Algunos datos biográficos
Simeón Lukac nació el 7 de julio de 1893 en Starunya, una ciudad de la región de Stanislaviv, hoy llamada Ivano-Frankivsk (Ucrania). Ingresó en el seminario diocesano en 1913 y, tras su proceso formativo correspondiente –interrumpido por la Primera Guerra Mundial–, fue ordenado presbítero en 1919. Los primeros 25 años de su ministerio fue profesor del Seminario de Stanislaviv.
Como se preveía que las autoridades arrestaran de forma inminente a todos los obispos grecocatólicos del país, entre marzo y abril de 1945 Simeón fue ordenado obispo en secreto.
Cuatro años después, el 26 de octubre de 1949, fue detenido por el NKVD (Comisariado del Pueblo para Asuntos Internos) de la Unión Soviética.
Lo condenaron a una pena de 10 años de cárcel por los delitos de fidelidad al Vaticano y de ser un “obispo ilegal”. Para cumplir dicha condena, fue trasladado al campo de concentración de Krasnoyarsk, en Siberia, de donde pudo salir en 1955.
Sin embargo, continuó de forma clandestina con su actividad pastoral, lo que provocó que fuera detenido de nuevo en 1962. En aquellos años celebraba la eucaristía en domicilios particulares, con muy pocas personas, y lo mismo para los bautismos y matrimonios.
Así, en 1962, y a pesar de su ya avanzada edad, fue condenado a 5 años de trabajos forzados, en unas condiciones lamentables. Lo pusieron en libertad en marzo de 1964, convaleciente de tuberculosis. Finalmente, murió el 22 de agosto, a los 71 años de edad.

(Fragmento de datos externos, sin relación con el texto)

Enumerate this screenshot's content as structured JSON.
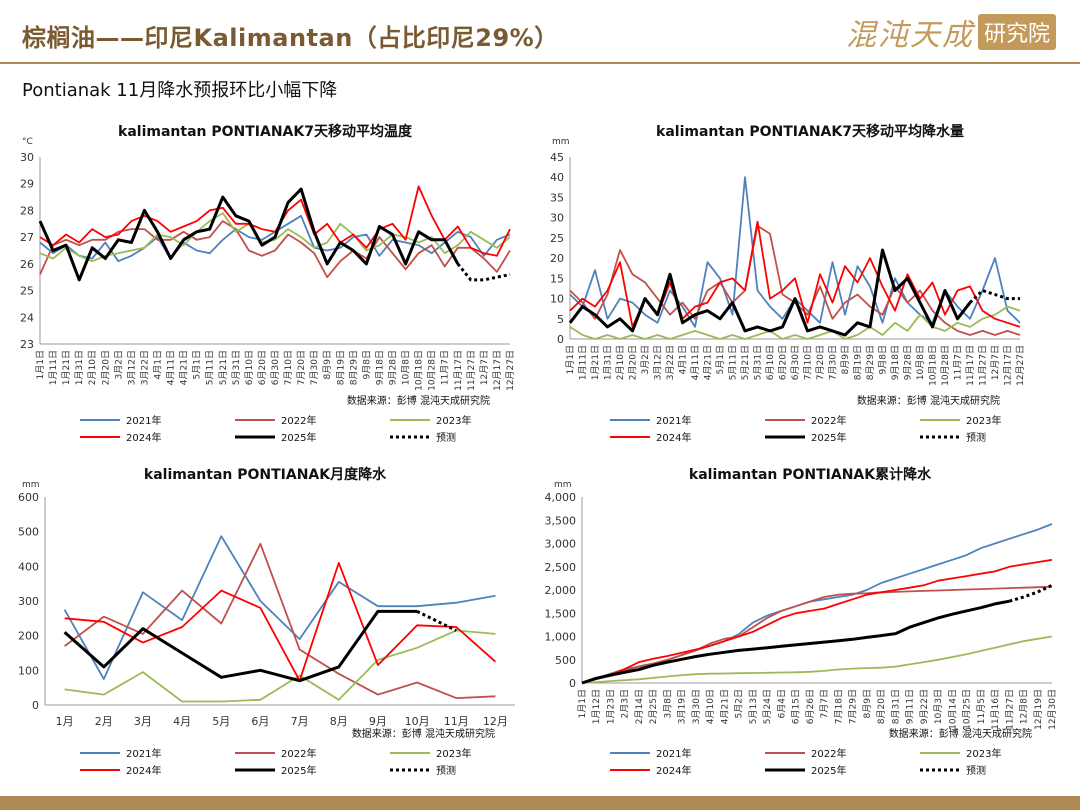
{
  "header": {
    "title": "棕榈油——印尼Kalimantan（占比印尼29%）",
    "logo_text": "混沌天成",
    "logo_box": "研究院"
  },
  "subtitle": "Pontianak 11月降水预报环比小幅下降",
  "colors": {
    "2021": "#4f81bd",
    "2022": "#c0504d",
    "2023": "#9bbb59",
    "2024": "#ff0000",
    "2025": "#000000",
    "forecast": "#000000"
  },
  "source": "数据来源：彭博  混沌天成研究院",
  "legend": [
    "2021年",
    "2022年",
    "2023年",
    "2024年",
    "2025年",
    "预测"
  ],
  "chart_data": [
    {
      "type": "line",
      "id": "temp",
      "title": "kalimantan PONTIANAK7天移动平均温度",
      "unit": "°C",
      "ylim": [
        23,
        30
      ],
      "yticks": [
        23,
        24,
        25,
        26,
        27,
        28,
        29,
        30
      ],
      "x_ticks": [
        "1月1日",
        "1月11日",
        "1月21日",
        "1月31日",
        "2月10日",
        "2月20日",
        "3月2日",
        "3月12日",
        "3月22日",
        "4月1日",
        "4月11日",
        "4月21日",
        "5月1日",
        "5月11日",
        "5月21日",
        "5月31日",
        "6月10日",
        "6月20日",
        "6月30日",
        "7月10日",
        "7月20日",
        "7月30日",
        "8月9日",
        "8月19日",
        "8月29日",
        "9月8日",
        "9月18日",
        "9月28日",
        "10月8日",
        "10月18日",
        "10月28日",
        "11月7日",
        "11月17日",
        "11月27日",
        "12月7日",
        "12月17日",
        "12月27日"
      ],
      "series": [
        {
          "name": "2021年",
          "style": "solid",
          "values": [
            26.8,
            26.4,
            26.7,
            26.3,
            26.2,
            26.8,
            26.1,
            26.3,
            26.6,
            27.0,
            26.2,
            26.8,
            26.5,
            26.4,
            26.9,
            27.3,
            27.0,
            26.9,
            27.2,
            27.5,
            27.8,
            26.6,
            26.5,
            26.6,
            27.0,
            27.1,
            26.3,
            26.9,
            26.8,
            26.7,
            26.4,
            26.8,
            27.2,
            27.0,
            26.3,
            26.9,
            27.1
          ]
        },
        {
          "name": "2022年",
          "style": "solid",
          "values": [
            25.6,
            26.7,
            26.9,
            26.7,
            26.9,
            26.9,
            27.2,
            27.3,
            27.3,
            26.9,
            26.9,
            27.2,
            26.9,
            27.0,
            27.6,
            27.3,
            26.5,
            26.3,
            26.5,
            27.1,
            26.8,
            26.4,
            25.5,
            26.1,
            26.5,
            26.2,
            27.0,
            26.4,
            25.8,
            26.4,
            26.7,
            25.9,
            26.6,
            26.6,
            26.2,
            25.7,
            26.5
          ]
        },
        {
          "name": "2023年",
          "style": "solid",
          "values": [
            26.4,
            26.2,
            26.6,
            26.3,
            26.1,
            26.3,
            26.4,
            26.5,
            26.6,
            27.1,
            27.0,
            26.7,
            27.2,
            27.6,
            27.9,
            27.2,
            27.5,
            26.8,
            26.9,
            27.3,
            27.0,
            26.6,
            26.8,
            27.5,
            27.1,
            26.5,
            26.7,
            27.1,
            27.0,
            26.8,
            27.0,
            26.4,
            26.7,
            27.2,
            26.9,
            26.6,
            27.0
          ]
        },
        {
          "name": "2024年",
          "style": "solid",
          "values": [
            27.0,
            26.7,
            27.1,
            26.8,
            27.3,
            27.0,
            27.1,
            27.6,
            27.8,
            27.6,
            27.2,
            27.4,
            27.6,
            28.0,
            28.1,
            27.5,
            27.5,
            27.3,
            27.2,
            28.0,
            28.4,
            27.1,
            27.5,
            26.8,
            27.1,
            26.6,
            27.3,
            27.5,
            26.9,
            28.9,
            27.8,
            26.9,
            27.4,
            26.6,
            26.4,
            26.3,
            27.3
          ]
        },
        {
          "name": "2025年",
          "style": "solid",
          "values": [
            27.6,
            26.5,
            26.7,
            25.4,
            26.6,
            26.2,
            26.9,
            26.8,
            28.0,
            27.2,
            26.2,
            26.9,
            27.2,
            27.3,
            28.5,
            27.8,
            27.6,
            26.7,
            27.0,
            28.3,
            28.8,
            27.2,
            26.0,
            26.8,
            26.5,
            26.0,
            27.4,
            27.1,
            26.0,
            27.2,
            26.9,
            26.9,
            26.0
          ]
        },
        {
          "name": "预测",
          "style": "dotted",
          "values": [
            null,
            null,
            null,
            null,
            null,
            null,
            null,
            null,
            null,
            null,
            null,
            null,
            null,
            null,
            null,
            null,
            null,
            null,
            null,
            null,
            null,
            null,
            null,
            null,
            null,
            null,
            null,
            null,
            null,
            null,
            null,
            null,
            26.0,
            25.4,
            25.4,
            25.5,
            25.6
          ]
        }
      ]
    },
    {
      "type": "line",
      "id": "rain7",
      "title": "kalimantan PONTIANAK7天移动平均降水量",
      "unit": "mm",
      "ylim": [
        0,
        45
      ],
      "yticks": [
        0,
        5,
        10,
        15,
        20,
        25,
        30,
        35,
        40,
        45
      ],
      "x_ticks": [
        "1月1日",
        "1月11日",
        "1月21日",
        "1月31日",
        "2月10日",
        "2月20日",
        "3月2日",
        "3月12日",
        "3月22日",
        "4月1日",
        "4月11日",
        "4月21日",
        "5月1日",
        "5月11日",
        "5月21日",
        "5月31日",
        "6月10日",
        "6月20日",
        "6月30日",
        "7月10日",
        "7月20日",
        "7月30日",
        "8月9日",
        "8月19日",
        "8月29日",
        "9月8日",
        "9月18日",
        "9月28日",
        "10月8日",
        "10月18日",
        "10月28日",
        "11月7日",
        "11月17日",
        "11月27日",
        "12月7日",
        "12月17日",
        "12月27日"
      ],
      "series": [
        {
          "name": "2021年",
          "style": "solid",
          "values": [
            11,
            8,
            17,
            5,
            10,
            9,
            6,
            4,
            12,
            8,
            3,
            19,
            15,
            6,
            40,
            12,
            8,
            5,
            10,
            7,
            4,
            19,
            6,
            18,
            13,
            4,
            15,
            9,
            6,
            4,
            12,
            8,
            5,
            12,
            20,
            7,
            4
          ]
        },
        {
          "name": "2022年",
          "style": "solid",
          "values": [
            12,
            9,
            5,
            11,
            22,
            16,
            14,
            10,
            6,
            9,
            5,
            12,
            14,
            9,
            12,
            28,
            26,
            11,
            9,
            6,
            13,
            5,
            9,
            11,
            8,
            6,
            13,
            9,
            12,
            7,
            4,
            2,
            1,
            2,
            1,
            2,
            1
          ]
        },
        {
          "name": "2023年",
          "style": "solid",
          "values": [
            3,
            1,
            0,
            1,
            0,
            1,
            0,
            1,
            0,
            1,
            2,
            1,
            0,
            1,
            0,
            1,
            2,
            0,
            1,
            0,
            1,
            2,
            0,
            1,
            3,
            1,
            4,
            2,
            6,
            3,
            2,
            4,
            3,
            5,
            6,
            8,
            7
          ]
        },
        {
          "name": "2024年",
          "style": "solid",
          "values": [
            7,
            10,
            8,
            12,
            19,
            3,
            10,
            6,
            14,
            5,
            8,
            9,
            14,
            15,
            12,
            29,
            10,
            12,
            15,
            4,
            16,
            9,
            18,
            14,
            20,
            13,
            7,
            16,
            10,
            14,
            6,
            12,
            13,
            7,
            5,
            4,
            3
          ]
        },
        {
          "name": "2025年",
          "style": "solid",
          "values": [
            4,
            8,
            6,
            3,
            5,
            2,
            10,
            6,
            16,
            4,
            6,
            7,
            5,
            9,
            2,
            3,
            2,
            3,
            10,
            2,
            3,
            2,
            1,
            4,
            3,
            22,
            12,
            15,
            9,
            3,
            12,
            5,
            9
          ]
        },
        {
          "name": "预测",
          "style": "dotted",
          "values": [
            null,
            null,
            null,
            null,
            null,
            null,
            null,
            null,
            null,
            null,
            null,
            null,
            null,
            null,
            null,
            null,
            null,
            null,
            null,
            null,
            null,
            null,
            null,
            null,
            null,
            null,
            null,
            null,
            null,
            null,
            null,
            null,
            9,
            12,
            11,
            10,
            10
          ]
        }
      ]
    },
    {
      "type": "line",
      "id": "monthly",
      "title": "kalimantan PONTIANAK月度降水",
      "unit": "mm",
      "ylim": [
        0,
        600
      ],
      "yticks": [
        0,
        100,
        200,
        300,
        400,
        500,
        600
      ],
      "categories": [
        "1月",
        "2月",
        "3月",
        "4月",
        "5月",
        "6月",
        "7月",
        "8月",
        "9月",
        "10月",
        "11月",
        "12月"
      ],
      "series": [
        {
          "name": "2021年",
          "style": "solid",
          "values": [
            275,
            75,
            325,
            245,
            487,
            300,
            190,
            355,
            285,
            285,
            295,
            315
          ]
        },
        {
          "name": "2022年",
          "style": "solid",
          "values": [
            170,
            255,
            205,
            330,
            235,
            465,
            160,
            90,
            30,
            65,
            20,
            25
          ]
        },
        {
          "name": "2023年",
          "style": "solid",
          "values": [
            45,
            30,
            95,
            10,
            10,
            15,
            85,
            15,
            130,
            165,
            215,
            205
          ]
        },
        {
          "name": "2024年",
          "style": "solid",
          "values": [
            250,
            240,
            180,
            225,
            330,
            280,
            70,
            410,
            115,
            230,
            225,
            125
          ]
        },
        {
          "name": "2025年",
          "style": "solid",
          "values": [
            210,
            110,
            220,
            150,
            80,
            100,
            70,
            110,
            270,
            270,
            null,
            null
          ]
        },
        {
          "name": "预测",
          "style": "dotted",
          "values": [
            null,
            null,
            null,
            null,
            null,
            null,
            null,
            null,
            null,
            270,
            215,
            null
          ]
        }
      ]
    },
    {
      "type": "line",
      "id": "cumulative",
      "title": "kalimantan PONTIANAK累计降水",
      "unit": "mm",
      "ylim": [
        0,
        4000
      ],
      "yticks": [
        "0",
        "500",
        "1,000",
        "1,500",
        "2,000",
        "2,500",
        "3,000",
        "3,500",
        "4,000"
      ],
      "x_ticks": [
        "1月1日",
        "1月12日",
        "1月23日",
        "2月3日",
        "2月14日",
        "2月25日",
        "3月8日",
        "3月19日",
        "3月30日",
        "4月10日",
        "4月21日",
        "5月2日",
        "5月13日",
        "5月24日",
        "6月4日",
        "6月15日",
        "6月26日",
        "7月7日",
        "7月18日",
        "7月29日",
        "8月9日",
        "8月20日",
        "8月31日",
        "9月11日",
        "9月22日",
        "10月3日",
        "10月14日",
        "10月25日",
        "11月5日",
        "11月16日",
        "11月27日",
        "12月8日",
        "12月19日",
        "12月30日"
      ],
      "series": [
        {
          "name": "2021年",
          "style": "solid",
          "values": [
            0,
            100,
            200,
            300,
            350,
            400,
            500,
            600,
            700,
            800,
            900,
            1050,
            1300,
            1450,
            1550,
            1650,
            1750,
            1800,
            1850,
            1900,
            2000,
            2150,
            2250,
            2350,
            2450,
            2550,
            2650,
            2750,
            2900,
            3000,
            3100,
            3200,
            3300,
            3420
          ]
        },
        {
          "name": "2022年",
          "style": "solid",
          "values": [
            0,
            80,
            160,
            260,
            360,
            420,
            500,
            600,
            700,
            850,
            950,
            1000,
            1200,
            1400,
            1550,
            1650,
            1750,
            1850,
            1900,
            1920,
            1930,
            1950,
            1960,
            1970,
            1980,
            1990,
            2000,
            2010,
            2020,
            2030,
            2040,
            2050,
            2060,
            2070
          ]
        },
        {
          "name": "2023年",
          "style": "solid",
          "values": [
            0,
            20,
            40,
            60,
            80,
            110,
            140,
            170,
            190,
            200,
            205,
            210,
            215,
            220,
            225,
            230,
            240,
            260,
            290,
            310,
            320,
            330,
            350,
            400,
            450,
            500,
            560,
            620,
            690,
            760,
            830,
            900,
            950,
            1000
          ]
        },
        {
          "name": "2024年",
          "style": "solid",
          "values": [
            0,
            90,
            180,
            300,
            450,
            520,
            580,
            650,
            720,
            800,
            900,
            1000,
            1100,
            1250,
            1400,
            1500,
            1550,
            1600,
            1700,
            1800,
            1900,
            1950,
            2000,
            2050,
            2100,
            2200,
            2250,
            2300,
            2350,
            2400,
            2500,
            2550,
            2600,
            2650
          ]
        },
        {
          "name": "2025年",
          "style": "solid",
          "values": [
            0,
            100,
            170,
            230,
            290,
            380,
            450,
            510,
            570,
            620,
            660,
            700,
            730,
            760,
            790,
            820,
            850,
            880,
            910,
            940,
            980,
            1020,
            1060,
            1200,
            1300,
            1400,
            1480,
            1550,
            1620,
            1700,
            1760,
            null,
            null,
            null
          ]
        },
        {
          "name": "预测",
          "style": "dotted",
          "values": [
            null,
            null,
            null,
            null,
            null,
            null,
            null,
            null,
            null,
            null,
            null,
            null,
            null,
            null,
            null,
            null,
            null,
            null,
            null,
            null,
            null,
            null,
            null,
            null,
            null,
            null,
            null,
            null,
            null,
            null,
            1760,
            1850,
            1960,
            2100
          ]
        }
      ]
    }
  ]
}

Beatificado por san Juan Pablo II
Entre el 23 y el 27 de junio, el papa Juan Pablo II realizó un viaje apostólico a Ucrania, y el último día tuvo lugar el momento más solemne de su visita pastoral: la Divina Liturgia (Misa) en rito bizantino-ucraniano, en la que beatificó a 25 mártires de la persecución religiosa en el país durante el siglo XX. Uno de ellos era el obispo Simeón Lukac.
En su homilía, el pontífice polaco subrayó la importancia del hecho de “proclamar beatos a algunos hijos de esta gloriosa Iglesia de Lvov de los ucranios”. Precisamente la celebración tuvo lugar en el Hipódromo de Lvov. Como recordó Juan Pablo II, “la mayor parte de ellos fueron asesinados por odio a la fe cristiana”.
El siglo XX, siglo del martirio
25 mártires que fueron “probados de muchos modos por los partidarios de las ideologías nefastas del nazismo y el comunismo”. El Papa explicó que se trataba de “los representantes conocidos de una multitud de héroes anónimos –hombres y mujeres, esposos y esposas, sacerdotes y consagrados, jóvenes y ancianos–, que durante el siglo XX, el ‘siglo del martirio’, afrontaron la persecución, la violencia y la muerte con tal de no renunciar a su fe”.
Juan Pablo II afirmó en su homilía que él mismo fue testigo en su juventud “de esta especie de ‘apocalipsis’”. Los que murieron por la fe son “como un icono del evangelio de las bienaventuranzas, vivido hasta el derramamiento de la sangre, constituyen un signo de esperanza para nuestro tiempo y para el futuro”.